Il n’y a pas d’obstacle à ce qu’un enfant mineur hérite de l’un de ses parents ou d’un autre proche. Néanmoins, le Code civil le protège particulièrement.

Paper chain family protected in cupped hands

Sans angoisse excessive, chacun peut se pencher sur la situation matérielle de ses enfants en cas de décès, accidentel par exemple. Les enfants héritent automatiquement de leur père ou mère, mais un testament permet de préciser ses volontés, sur la répartition des biens par exemple. Certains choisissent aussi de souscrire une assurance décès, pour que la famille dispose d’un capital qui l’aide à faire face dans une telle situation.
Autre sujet de préoccupation : qui prendra en charge son enfant, s’il devenait orphelin de père et de mère avant d’avoir atteint sa majorité ? Dans cette éventualité, chaque parent peut désigner un tuteur par testament (seul le testament du survivant s’appliquera). Le notaire  guidera et conseillera les parents qui souhaitent faire le point sur toutes ces questions.
Quand un mineur est appelé à une succession, ce sont ses parents -  s’il les a encore – qui accomplissent les actes relatifs à son règlement. Un seul d’entre eux peut accepter la succession « à concurrence de l’actif net » (on disait autrefois « sous bénéfice d’inventaire »), mais l’acceptation « pure et simple » requiert l’accord de chacun d’eux ; pour renoncer à la succession, le juge des tutelles doit donner son aval.  
Si l’enfant n’a plus qu’un parent, l’intervention du juge des tutelles est requise. Si les deux parents sont décédés, le tuteur agit au nom du mineur, avec l’autorisation du conseil de famille pour les décisions les plus graves que sont l’acceptation pure et simple ou la renonciation à succession.

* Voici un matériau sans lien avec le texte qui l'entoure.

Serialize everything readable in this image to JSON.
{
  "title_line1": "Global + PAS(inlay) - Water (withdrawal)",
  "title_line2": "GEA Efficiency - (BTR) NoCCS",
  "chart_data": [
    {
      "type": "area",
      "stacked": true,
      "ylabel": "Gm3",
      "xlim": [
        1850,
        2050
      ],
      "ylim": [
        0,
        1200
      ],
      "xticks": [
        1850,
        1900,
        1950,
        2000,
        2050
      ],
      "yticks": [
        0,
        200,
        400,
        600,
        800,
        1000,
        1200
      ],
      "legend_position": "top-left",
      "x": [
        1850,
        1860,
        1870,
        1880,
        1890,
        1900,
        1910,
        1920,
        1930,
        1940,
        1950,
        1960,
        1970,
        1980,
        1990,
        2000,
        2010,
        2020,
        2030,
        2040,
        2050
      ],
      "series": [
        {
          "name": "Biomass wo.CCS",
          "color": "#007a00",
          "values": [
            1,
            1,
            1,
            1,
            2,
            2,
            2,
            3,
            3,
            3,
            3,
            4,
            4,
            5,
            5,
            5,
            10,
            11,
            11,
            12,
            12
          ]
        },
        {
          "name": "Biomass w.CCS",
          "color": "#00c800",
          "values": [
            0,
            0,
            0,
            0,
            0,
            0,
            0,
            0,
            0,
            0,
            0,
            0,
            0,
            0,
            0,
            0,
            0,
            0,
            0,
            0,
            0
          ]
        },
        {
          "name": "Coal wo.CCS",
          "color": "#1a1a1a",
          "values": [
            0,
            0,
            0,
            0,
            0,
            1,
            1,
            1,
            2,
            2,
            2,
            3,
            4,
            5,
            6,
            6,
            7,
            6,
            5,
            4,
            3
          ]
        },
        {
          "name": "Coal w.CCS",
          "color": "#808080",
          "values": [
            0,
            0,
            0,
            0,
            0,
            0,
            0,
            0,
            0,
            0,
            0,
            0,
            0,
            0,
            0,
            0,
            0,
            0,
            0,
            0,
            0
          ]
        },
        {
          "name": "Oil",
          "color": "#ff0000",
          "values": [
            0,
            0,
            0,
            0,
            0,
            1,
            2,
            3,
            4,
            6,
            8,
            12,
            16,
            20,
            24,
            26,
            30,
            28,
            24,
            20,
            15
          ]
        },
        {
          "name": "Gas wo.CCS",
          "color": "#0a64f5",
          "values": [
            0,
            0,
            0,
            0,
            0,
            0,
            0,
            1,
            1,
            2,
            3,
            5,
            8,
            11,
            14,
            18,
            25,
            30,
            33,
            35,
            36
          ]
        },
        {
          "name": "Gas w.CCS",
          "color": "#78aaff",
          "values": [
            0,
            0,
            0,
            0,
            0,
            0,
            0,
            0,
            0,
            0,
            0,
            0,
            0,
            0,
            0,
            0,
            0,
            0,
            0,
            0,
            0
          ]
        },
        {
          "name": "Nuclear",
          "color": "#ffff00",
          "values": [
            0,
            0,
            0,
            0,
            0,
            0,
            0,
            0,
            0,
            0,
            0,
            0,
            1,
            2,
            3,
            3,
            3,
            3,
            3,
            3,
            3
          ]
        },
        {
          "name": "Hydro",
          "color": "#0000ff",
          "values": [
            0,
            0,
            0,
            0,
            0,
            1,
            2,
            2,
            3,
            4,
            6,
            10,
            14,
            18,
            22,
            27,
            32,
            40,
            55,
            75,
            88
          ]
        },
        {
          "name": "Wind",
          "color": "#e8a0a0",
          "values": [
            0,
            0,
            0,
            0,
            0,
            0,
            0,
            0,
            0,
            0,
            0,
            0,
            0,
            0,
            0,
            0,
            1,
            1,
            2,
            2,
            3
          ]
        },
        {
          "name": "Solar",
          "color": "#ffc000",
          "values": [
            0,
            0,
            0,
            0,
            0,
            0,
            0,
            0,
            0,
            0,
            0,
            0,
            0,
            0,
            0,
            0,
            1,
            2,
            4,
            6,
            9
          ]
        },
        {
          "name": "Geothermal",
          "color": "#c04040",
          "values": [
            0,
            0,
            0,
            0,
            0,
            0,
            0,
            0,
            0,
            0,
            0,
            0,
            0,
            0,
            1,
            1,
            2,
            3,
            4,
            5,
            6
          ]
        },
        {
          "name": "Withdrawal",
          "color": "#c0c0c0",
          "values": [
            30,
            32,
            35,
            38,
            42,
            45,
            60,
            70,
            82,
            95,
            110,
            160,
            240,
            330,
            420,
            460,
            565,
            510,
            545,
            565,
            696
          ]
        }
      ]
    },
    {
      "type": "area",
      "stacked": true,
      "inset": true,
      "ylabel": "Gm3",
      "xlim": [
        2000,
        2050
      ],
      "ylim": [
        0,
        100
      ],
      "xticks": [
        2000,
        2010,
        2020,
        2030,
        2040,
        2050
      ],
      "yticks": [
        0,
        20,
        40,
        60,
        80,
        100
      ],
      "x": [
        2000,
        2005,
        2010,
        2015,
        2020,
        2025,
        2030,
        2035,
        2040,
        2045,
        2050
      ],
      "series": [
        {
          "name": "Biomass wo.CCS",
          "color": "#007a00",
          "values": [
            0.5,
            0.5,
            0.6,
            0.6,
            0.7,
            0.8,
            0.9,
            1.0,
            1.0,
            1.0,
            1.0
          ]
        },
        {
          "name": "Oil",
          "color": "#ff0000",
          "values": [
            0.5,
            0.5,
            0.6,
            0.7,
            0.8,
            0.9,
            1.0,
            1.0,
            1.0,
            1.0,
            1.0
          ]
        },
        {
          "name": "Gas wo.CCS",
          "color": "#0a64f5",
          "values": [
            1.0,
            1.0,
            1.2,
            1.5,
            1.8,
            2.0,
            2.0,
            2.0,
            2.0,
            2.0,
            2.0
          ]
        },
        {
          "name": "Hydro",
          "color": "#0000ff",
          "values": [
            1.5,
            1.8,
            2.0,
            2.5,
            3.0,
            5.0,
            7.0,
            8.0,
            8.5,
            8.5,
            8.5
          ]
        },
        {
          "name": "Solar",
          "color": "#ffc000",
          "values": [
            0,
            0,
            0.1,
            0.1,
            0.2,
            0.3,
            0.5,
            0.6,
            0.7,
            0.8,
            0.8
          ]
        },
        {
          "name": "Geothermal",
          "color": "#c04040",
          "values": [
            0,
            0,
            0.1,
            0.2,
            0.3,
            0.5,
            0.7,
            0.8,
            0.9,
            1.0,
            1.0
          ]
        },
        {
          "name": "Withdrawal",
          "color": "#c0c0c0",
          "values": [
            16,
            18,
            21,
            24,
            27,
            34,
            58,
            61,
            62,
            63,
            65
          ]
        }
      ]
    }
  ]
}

Quant à la gestion des biens, elle est assurée par le représentant légal de l’enfant (parents, tuteur)   jusqu’à sa majorité, dans son seul intérêt. Pour le protéger, la loi distingue deux types d’actes à passer pour le compte du mineur. D’une part, les actes d’administration sont les actes de gestion courante (perception de loyers…). D’autre part, les actes de disposition, qui sont plus lourds de conséquences : il s’agit par exemple de vendre un bien, de constituer une hypothèque… Les plus graves parmi ces actes exigent l’autorisation du juge des tutelles, même si les deux parents sont d’accord. Le notaire aiguillera les familles qui rencontrent une telle situation.